Um novo abalo na cadeia global de suprimentos de hardware liga o sinal vermelho para gamers, criadores de conteúdo e profissionais de TI: a ofensiva iraniana contra o complexo petroquímico de Jubail, na Arábia Saudita, derrubou a produção de resina de éter de polifenileno (PPE) e fez o preço das placas de circuito impresso (PCBs) saltar até 40% somente em abril, segundo analistas do Goldman Sachs ouvidos pela Reuters.
O que, exatamente, aconteceu?
A Saudi Basic Industries Corporation (SABIC), responsável por cerca de 70% da oferta mundial de PPE, teve suas operações paralisadas após o ataque. Sem o principal insumo para laminar as placas, a indústria eletrônica já sente:
- Escassez imediata de PCBs — coração de produtos como placas-mãe, placas de vídeo, SSDs e roteadores Wi-Fi.
- Aumento de até 30% no preço do cobre, que representa 60% do custo total de materiais de uma PCB.
- Prazos de entrega que saltaram de três para até 15 semanas para resinas e químicos críticos.
Por que as PCBs são tão críticas?
Sem elas, não existe eletrônica moderna. A placa de circuito impresso conecta e dá suporte físico a componentes como processadores, memórias e controladores de energia. Em produtos avançados, as versões multicamadas (6 a 24 camadas) são indispensáveis para:
- Placas de vídeo de última geração (RTX 40 e Radeon RX 7000).
- Motherboards para CPUs Intel Core 14ª geração e AMD Ryzen 7000.
- Servidores e aceleradores de IA, segmento cuja demanda disparou desde a popularização do ChatGPT.
Quando o custo da PCB sobe, a pressão de preços se espalha por toda a linha de produção, pois fabricantes raramente absorvem o impacto sozinhos.
Impacto no bolso: o que esperar para mouses, teclados e GPUs?
Apesar de periféricos como mouses e teclados usarem PCBs mais simples, o aumento no preço do cobre e da fibra de vidro cria um efeito cascata em toda a indústria eletrônica. Especialistas já projetam:
- Placas-mãe: alta de 8% a 12% nas próximas remessas, a depender do número de camadas e dos slots PCIe.
- Placas de vídeo: risco de reajuste duplo, pois o PCB avançado soma-se ao encarecimento de memória GDDR6X.

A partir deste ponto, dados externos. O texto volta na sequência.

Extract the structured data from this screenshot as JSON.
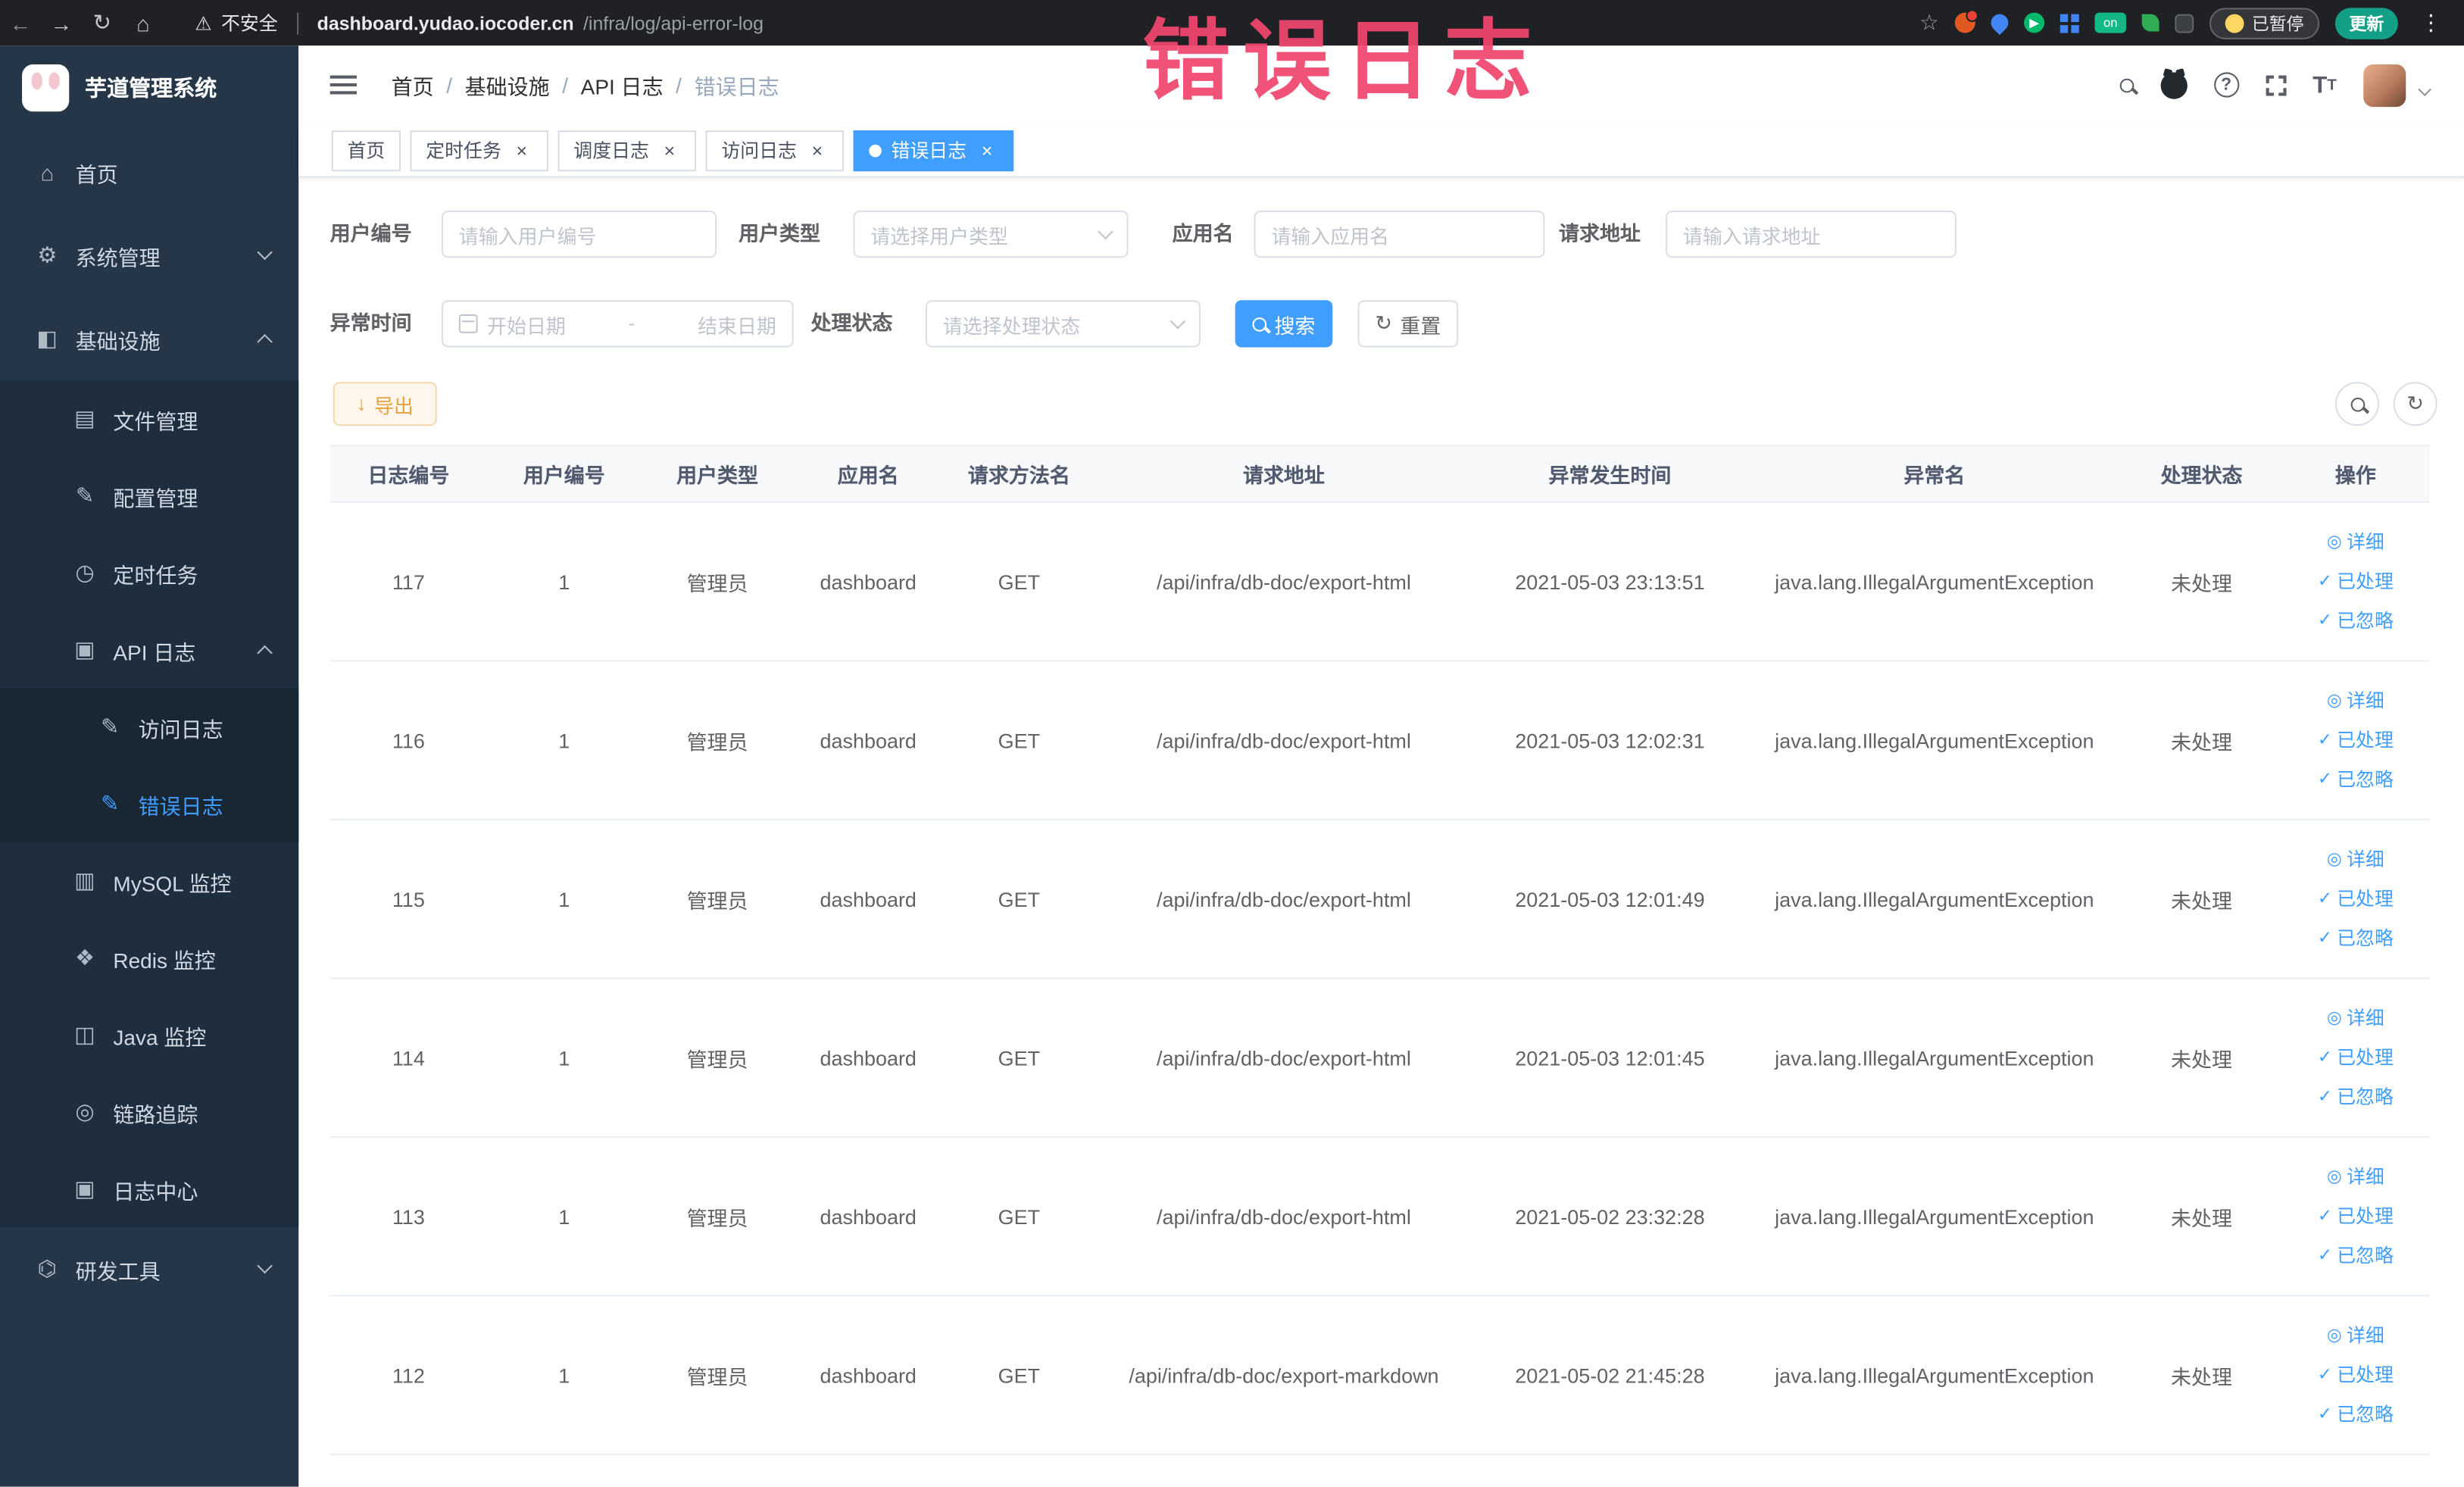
{
  "colors": {
    "accent_blue": "#409eff",
    "annotation_pink": "#f1466e",
    "warning_orange": "#e6a23c",
    "sidebar_bg": "#253649",
    "chrome_bg": "#202124"
  },
  "annotation": {
    "text": "错误日志"
  },
  "browser": {
    "security_label": "不安全",
    "url_host": "dashboard.yudao.iocoder.cn",
    "url_path": "/infra/log/api-error-log",
    "paused_label": "已暂停",
    "update_label": "更新",
    "extension_on_badge": "on"
  },
  "sidebar": {
    "logo_title": "芋道管理系统",
    "menu": {
      "home": "首页",
      "system": "系统管理",
      "infra": "基础设施",
      "file": "文件管理",
      "config": "配置管理",
      "job": "定时任务",
      "api_log": "API 日志",
      "access_log": "访问日志",
      "error_log": "错误日志",
      "mysql": "MySQL 监控",
      "redis": "Redis 监控",
      "java": "Java 监控",
      "trace": "链路追踪",
      "log_center": "日志中心",
      "dev_tools": "研发工具"
    }
  },
  "navbar": {
    "breadcrumb": [
      "首页",
      "基础设施",
      "API 日志",
      "错误日志"
    ]
  },
  "tags": [
    {
      "label": "首页"
    },
    {
      "label": "定时任务"
    },
    {
      "label": "调度日志"
    },
    {
      "label": "访问日志"
    },
    {
      "label": "错误日志"
    }
  ],
  "filters": {
    "user_id_label": "用户编号",
    "user_id_placeholder": "请输入用户编号",
    "user_type_label": "用户类型",
    "user_type_placeholder": "请选择用户类型",
    "app_name_label": "应用名",
    "app_name_placeholder": "请输入应用名",
    "request_url_label": "请求地址",
    "request_url_placeholder": "请输入请求地址",
    "exception_time_label": "异常时间",
    "start_date_placeholder": "开始日期",
    "range_separator": "-",
    "end_date_placeholder": "结束日期",
    "process_status_label": "处理状态",
    "process_status_placeholder": "请选择处理状态",
    "search_label": "搜索",
    "reset_label": "重置"
  },
  "toolbar": {
    "export_label": "导出"
  },
  "table": {
    "headers": [
      "日志编号",
      "用户编号",
      "用户类型",
      "应用名",
      "请求方法名",
      "请求地址",
      "异常发生时间",
      "异常名",
      "处理状态",
      "操作"
    ],
    "action_labels": {
      "detail": "详细",
      "processed": "已处理",
      "ignored": "已忽略"
    },
    "rows": [
      {
        "id": "117",
        "user_id": "1",
        "user_type": "管理员",
        "app": "dashboard",
        "method": "GET",
        "url": "/api/infra/db-doc/export-html",
        "time": "2021-05-03 23:13:51",
        "exception": "java.lang.IllegalArgumentException",
        "status": "未处理"
      },
      {
        "id": "116",
        "user_id": "1",
        "user_type": "管理员",
        "app": "dashboard",
        "method": "GET",
        "url": "/api/infra/db-doc/export-html",
        "time": "2021-05-03 12:02:31",
        "exception": "java.lang.IllegalArgumentException",
        "status": "未处理"
      },
      {
        "id": "115",
        "user_id": "1",
        "user_type": "管理员",
        "app": "dashboard",
        "method": "GET",
        "url": "/api/infra/db-doc/export-html",
        "time": "2021-05-03 12:01:49",
        "exception": "java.lang.IllegalArgumentException",
        "status": "未处理"
      },
      {
        "id": "114",
        "user_id": "1",
        "user_type": "管理员",
        "app": "dashboard",
        "method": "GET",
        "url": "/api/infra/db-doc/export-html",
        "time": "2021-05-03 12:01:45",
        "exception": "java.lang.IllegalArgumentException",
        "status": "未处理"
      },
      {
        "id": "113",
        "user_id": "1",
        "user_type": "管理员",
        "app": "dashboard",
        "method": "GET",
        "url": "/api/infra/db-doc/export-html",
        "time": "2021-05-02 23:32:28",
        "exception": "java.lang.IllegalArgumentException",
        "status": "未处理"
      },
      {
        "id": "112",
        "user_id": "1",
        "user_type": "管理员",
        "app": "dashboard",
        "method": "GET",
        "url": "/api/infra/db-doc/export-markdown",
        "time": "2021-05-02 21:45:28",
        "exception": "java.lang.IllegalArgumentException",
        "status": "未处理"
      }
    ]
  }
}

- Periféricos premium (teclados mecânicos gamer, mouses com sensor 8.000 Hz): margens menores podem levar fabricantes a reduzir promoções agressivas.

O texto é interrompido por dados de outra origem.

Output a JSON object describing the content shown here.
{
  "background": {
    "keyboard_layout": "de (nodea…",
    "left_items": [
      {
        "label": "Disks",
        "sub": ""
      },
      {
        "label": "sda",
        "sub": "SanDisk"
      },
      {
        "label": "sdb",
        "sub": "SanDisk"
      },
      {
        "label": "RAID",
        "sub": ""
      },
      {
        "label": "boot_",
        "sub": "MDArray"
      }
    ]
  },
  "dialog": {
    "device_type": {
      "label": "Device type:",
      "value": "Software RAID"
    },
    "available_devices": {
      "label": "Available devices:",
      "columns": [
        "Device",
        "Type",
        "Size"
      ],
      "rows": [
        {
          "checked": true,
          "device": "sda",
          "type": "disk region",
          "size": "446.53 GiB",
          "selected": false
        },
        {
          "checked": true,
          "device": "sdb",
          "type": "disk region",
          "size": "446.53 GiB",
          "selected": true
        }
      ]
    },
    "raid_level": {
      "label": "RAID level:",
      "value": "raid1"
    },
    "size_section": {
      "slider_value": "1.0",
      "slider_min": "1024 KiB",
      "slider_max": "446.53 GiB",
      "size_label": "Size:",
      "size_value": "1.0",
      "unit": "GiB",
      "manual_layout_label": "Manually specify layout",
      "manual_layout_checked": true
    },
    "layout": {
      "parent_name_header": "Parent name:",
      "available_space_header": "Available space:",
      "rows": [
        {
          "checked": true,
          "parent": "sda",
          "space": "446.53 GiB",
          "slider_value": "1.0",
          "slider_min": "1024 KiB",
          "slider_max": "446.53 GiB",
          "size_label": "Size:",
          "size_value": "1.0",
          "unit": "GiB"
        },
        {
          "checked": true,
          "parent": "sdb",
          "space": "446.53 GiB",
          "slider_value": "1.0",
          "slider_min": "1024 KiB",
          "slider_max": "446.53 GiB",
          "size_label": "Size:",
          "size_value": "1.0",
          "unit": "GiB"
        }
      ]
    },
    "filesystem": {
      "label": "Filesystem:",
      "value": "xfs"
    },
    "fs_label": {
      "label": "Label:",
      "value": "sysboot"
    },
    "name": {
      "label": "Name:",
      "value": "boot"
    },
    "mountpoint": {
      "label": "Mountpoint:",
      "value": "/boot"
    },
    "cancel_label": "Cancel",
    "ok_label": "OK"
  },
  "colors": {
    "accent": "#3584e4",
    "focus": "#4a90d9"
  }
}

- Notebooks e desktops prontos: grandes marcas tendem a repassar o aumento nos modelos lançados a partir do 3º trimestre.
Comparativo com crises anteriores
Na pandemia de 2020, a falta de semicondutores atrasou lançamentos e inflacionou placas de vídeo em mais de 300%. A atual crise, porém, atinge um estágio anterior da cadeia. Sem PCB, não há como sequer montar o chip no substrato. Ou seja, se não houver normalização rápida, o gargalo pode ser ainda mais severo do que o observado no auge da escassez de GPUs para mineração de criptomoedas.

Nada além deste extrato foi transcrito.